RINA Index = (Net Profit – Net Profit in Outliers)/(Average Drawdown*Percent Time in the Market).

However, MultiWalk does not remove the outliers as it does not consider those abberations, but rather a valid part of the overall composition of risk.

This index is a good substitute for the ratio Net Profit / Maximum Drawdown. It gives more realistic reward/risk value for a trading performance. In addition to drawdown as an element of risk in the measurement of performance, time-in-themarket is included as another element of risk. The premise is that there is an inherent risk any time a position is established.
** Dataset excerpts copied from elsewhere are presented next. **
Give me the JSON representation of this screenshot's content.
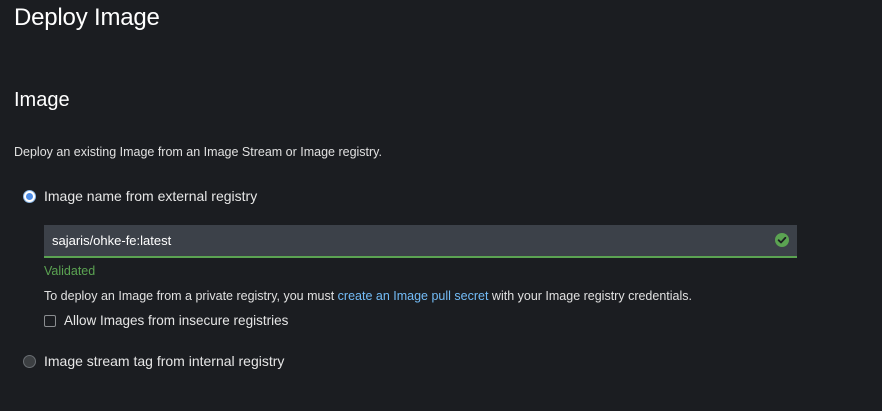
{
  "page": {
    "title": "Deploy Image"
  },
  "section": {
    "title": "Image",
    "description": "Deploy an existing Image from an Image Stream or Image registry."
  },
  "options": {
    "external": {
      "label": "Image name from external registry",
      "selected": true
    },
    "internal": {
      "label": "Image stream tag from internal registry",
      "selected": false
    }
  },
  "image_input": {
    "value": "sajaris/ohke-fe:latest",
    "status_icon": "check-circle-icon",
    "status_color": "#5ba352"
  },
  "validation": {
    "text": "Validated"
  },
  "helper": {
    "prefix": "To deploy an Image from a private registry, you must ",
    "link": "create an Image pull secret",
    "suffix": " with your Image registry credentials."
  },
  "insecure": {
    "label": "Allow Images from insecure registries",
    "checked": false
  },
  "colors": {
    "background": "#1b1d21",
    "link": "#73bcf7",
    "success": "#5ba352",
    "radio_selected": "#4c8ce6"
  }
}
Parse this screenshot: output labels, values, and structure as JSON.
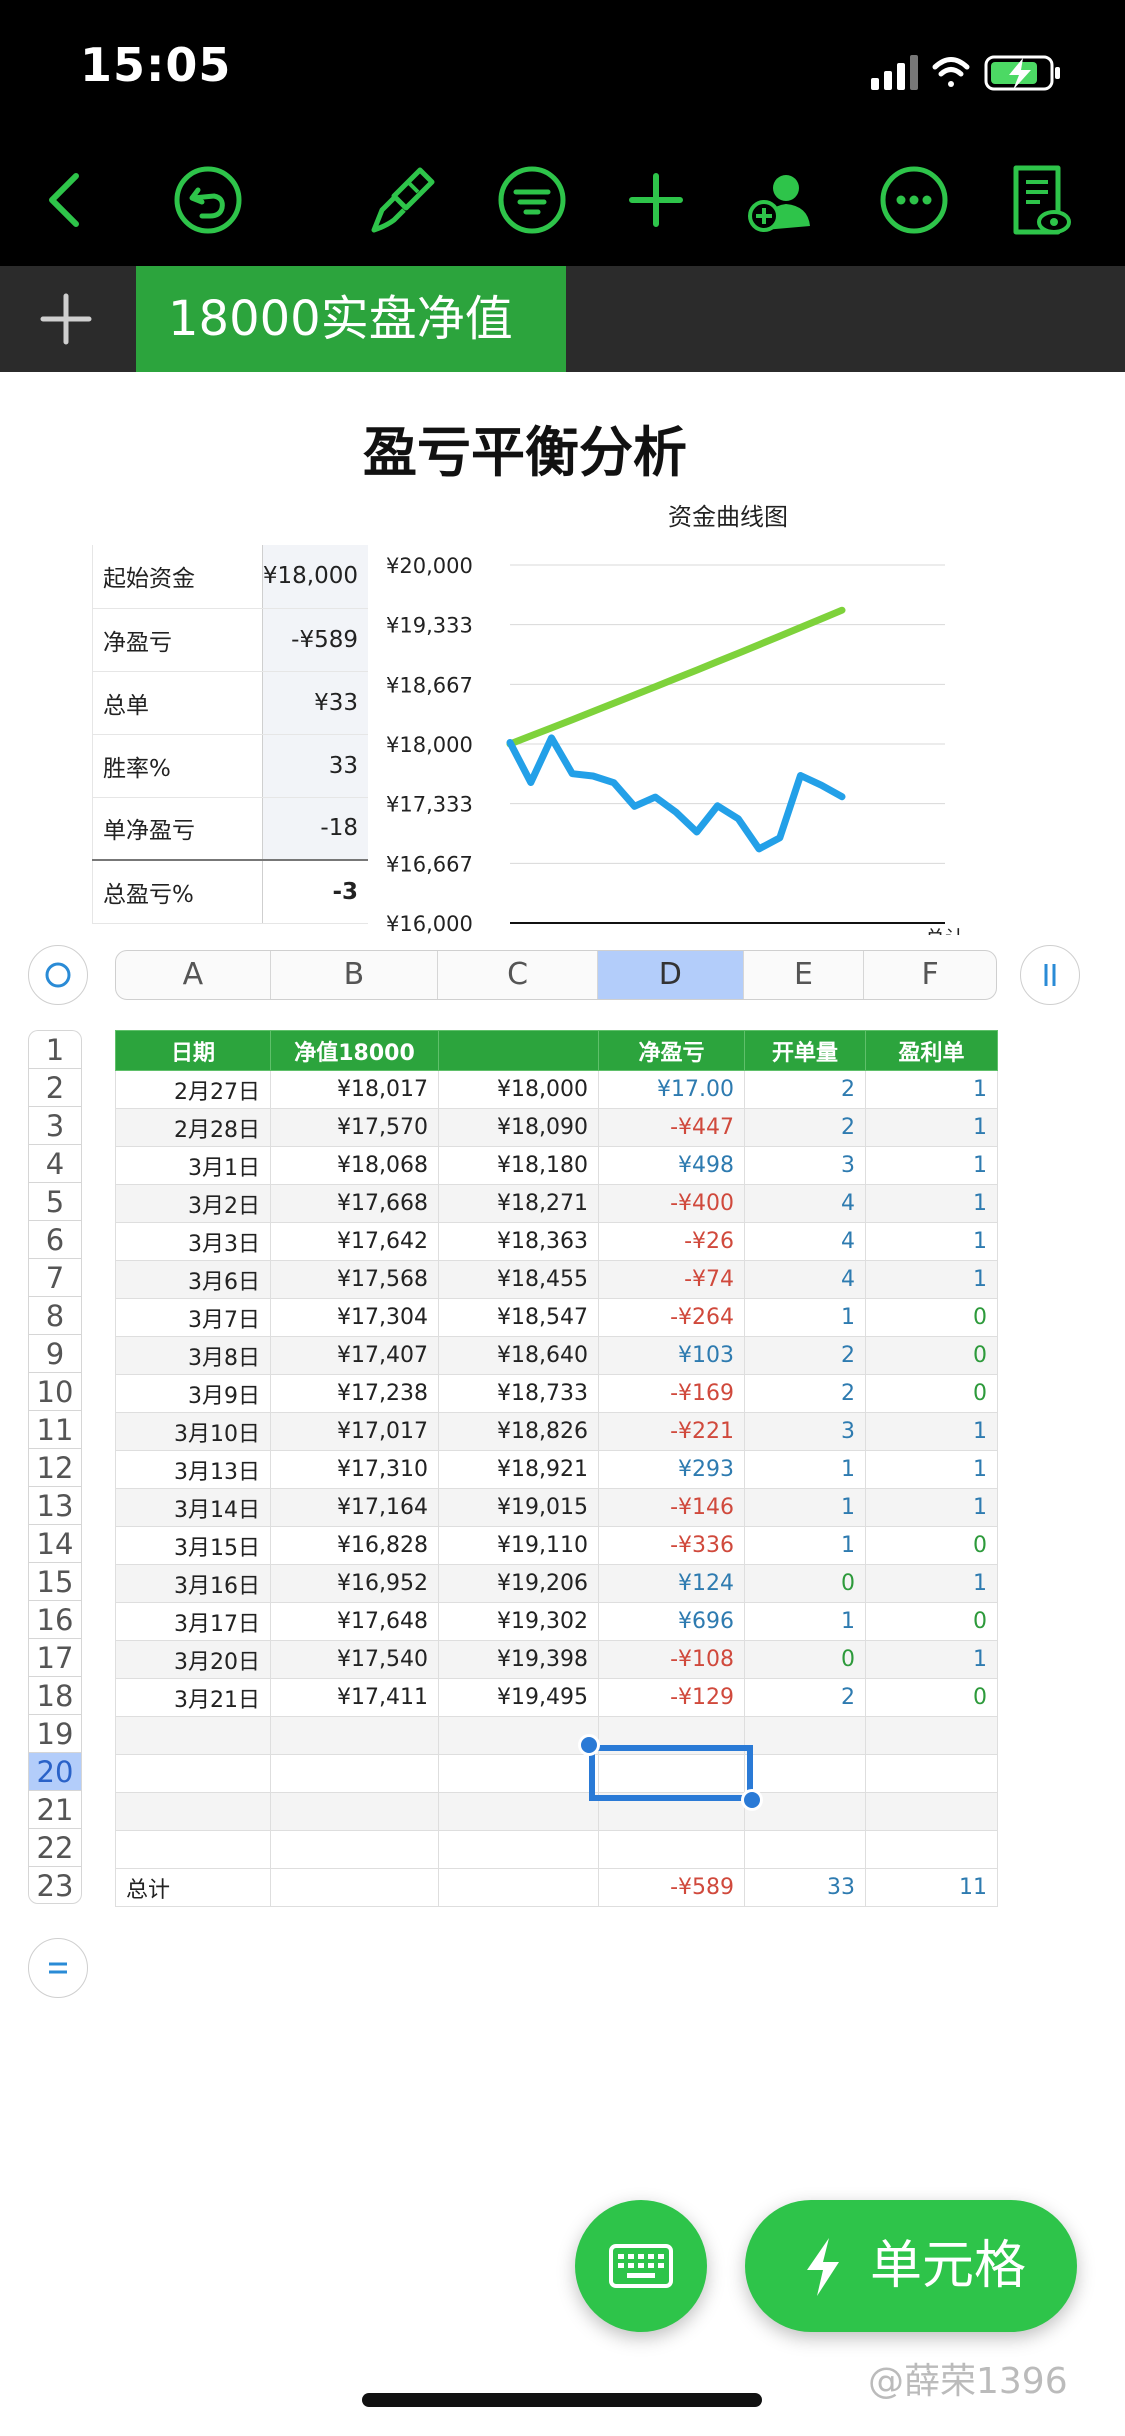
{
  "status_bar": {
    "time": "15:05"
  },
  "toolbar": {
    "icons": [
      "back-icon",
      "undo-icon",
      "paintbrush-icon",
      "format-icon",
      "add-icon",
      "collaborate-icon",
      "more-icon",
      "reader-view-icon"
    ],
    "accent": "#2ec44a"
  },
  "sheet_tabs": {
    "active": "18000实盘净值"
  },
  "title": "盈亏平衡分析",
  "summary": [
    {
      "label": "起始资金",
      "value": "¥18,000"
    },
    {
      "label": "净盈亏",
      "value": "-¥589"
    },
    {
      "label": "总单",
      "value": "¥33"
    },
    {
      "label": "胜率%",
      "value": "33"
    },
    {
      "label": "单净盈亏",
      "value": "-18"
    },
    {
      "label": "总盈亏%",
      "value": "-3"
    }
  ],
  "chart_data": {
    "type": "line",
    "title": "资金曲线图",
    "x_label_partial": "总计",
    "yticks": [
      "¥20,000",
      "¥19,333",
      "¥18,667",
      "¥18,000",
      "¥17,333",
      "¥16,667",
      "¥16,000"
    ],
    "ylim": [
      16000,
      20000
    ],
    "x": [
      "2月27日",
      "2月28日",
      "3月1日",
      "3月2日",
      "3月3日",
      "3月6日",
      "3月7日",
      "3月8日",
      "3月9日",
      "3月10日",
      "3月13日",
      "3月14日",
      "3月15日",
      "3月16日",
      "3月17日",
      "3月20日",
      "3月21日"
    ],
    "series": [
      {
        "color": "#7ed23b",
        "values": [
          18000,
          18090,
          18180,
          18271,
          18363,
          18455,
          18547,
          18640,
          18733,
          18826,
          18921,
          19015,
          19110,
          19206,
          19302,
          19398,
          19495
        ]
      },
      {
        "color": "#23a0e8",
        "values": [
          18017,
          17570,
          18068,
          17668,
          17642,
          17568,
          17304,
          17407,
          17238,
          17017,
          17310,
          17164,
          16828,
          16952,
          17648,
          17540,
          17411
        ]
      }
    ]
  },
  "columns": [
    "A",
    "B",
    "C",
    "D",
    "E",
    "F"
  ],
  "selected_column": "D",
  "header_row": [
    "日期",
    "净值18000",
    "",
    "净盈亏",
    "开单量",
    "盈利单"
  ],
  "rows": [
    [
      "2月27日",
      "¥18,017",
      "¥18,000",
      "¥17.00",
      "2",
      "1"
    ],
    [
      "2月28日",
      "¥17,570",
      "¥18,090",
      "-¥447",
      "2",
      "1"
    ],
    [
      "3月1日",
      "¥18,068",
      "¥18,180",
      "¥498",
      "3",
      "1"
    ],
    [
      "3月2日",
      "¥17,668",
      "¥18,271",
      "-¥400",
      "4",
      "1"
    ],
    [
      "3月3日",
      "¥17,642",
      "¥18,363",
      "-¥26",
      "4",
      "1"
    ],
    [
      "3月6日",
      "¥17,568",
      "¥18,455",
      "-¥74",
      "4",
      "1"
    ],
    [
      "3月7日",
      "¥17,304",
      "¥18,547",
      "-¥264",
      "1",
      "0"
    ],
    [
      "3月8日",
      "¥17,407",
      "¥18,640",
      "¥103",
      "2",
      "0"
    ],
    [
      "3月9日",
      "¥17,238",
      "¥18,733",
      "-¥169",
      "2",
      "0"
    ],
    [
      "3月10日",
      "¥17,017",
      "¥18,826",
      "-¥221",
      "3",
      "1"
    ],
    [
      "3月13日",
      "¥17,310",
      "¥18,921",
      "¥293",
      "1",
      "1"
    ],
    [
      "3月14日",
      "¥17,164",
      "¥19,015",
      "-¥146",
      "1",
      "1"
    ],
    [
      "3月15日",
      "¥16,828",
      "¥19,110",
      "-¥336",
      "1",
      "0"
    ],
    [
      "3月16日",
      "¥16,952",
      "¥19,206",
      "¥124",
      "0",
      "1"
    ],
    [
      "3月17日",
      "¥17,648",
      "¥19,302",
      "¥696",
      "1",
      "0"
    ],
    [
      "3月20日",
      "¥17,540",
      "¥19,398",
      "-¥108",
      "0",
      "1"
    ],
    [
      "3月21日",
      "¥17,411",
      "¥19,495",
      "-¥129",
      "2",
      "0"
    ]
  ],
  "total_row": [
    "总计",
    "",
    "",
    "-¥589",
    "33",
    "11"
  ],
  "selected_row": "20",
  "fab": {
    "cell_label": "单元格"
  },
  "watermark": "@薛荣1396",
  "colors": {
    "header_green": "#2ca43d",
    "negative": "#d0493c",
    "positive": "#2e7bb0",
    "green_value": "#2d9a3b",
    "selection_blue": "#2a7ad6"
  }
}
Following this logic, the RINA Index would be higher (all other variables equal) for a system that spends less time in the market.

Generally, a system with a RINA Index of 30 or higher could be considered to have a reasonably good performance.

Sharpe Ratio^*
Sortino Ratio^*
The Sharpe Ratio and Sortino Ratio are similar in that they both measure how volatile an equity curve is relative to the risk. The main difference between the Sharpe Ratio and the Sortino Ratio is that the Sortino Ratio takes into account only the downside risk of an investment, while the Sharpe Ratio takes into account both the upside and downside risk.

Traditionally this is a measurement of an investment’s performance over a large period of time. MultiWalk applies the same concept to daily mark-to-market data. Since the resolution of data is so much smaller and often contains “zero return” days, the values will also be much smaller than the traditional use of Sharpe and Sortino ratios. Therefore you cannot apply, for example, the generally accepted Sharpe value of 1 or greater as “acceptable performance” since the ratios in MultiWalk will be much, much smaller!

MultiWalk calculates both Sharpe and Sortino ratios as presented in this CME Group document.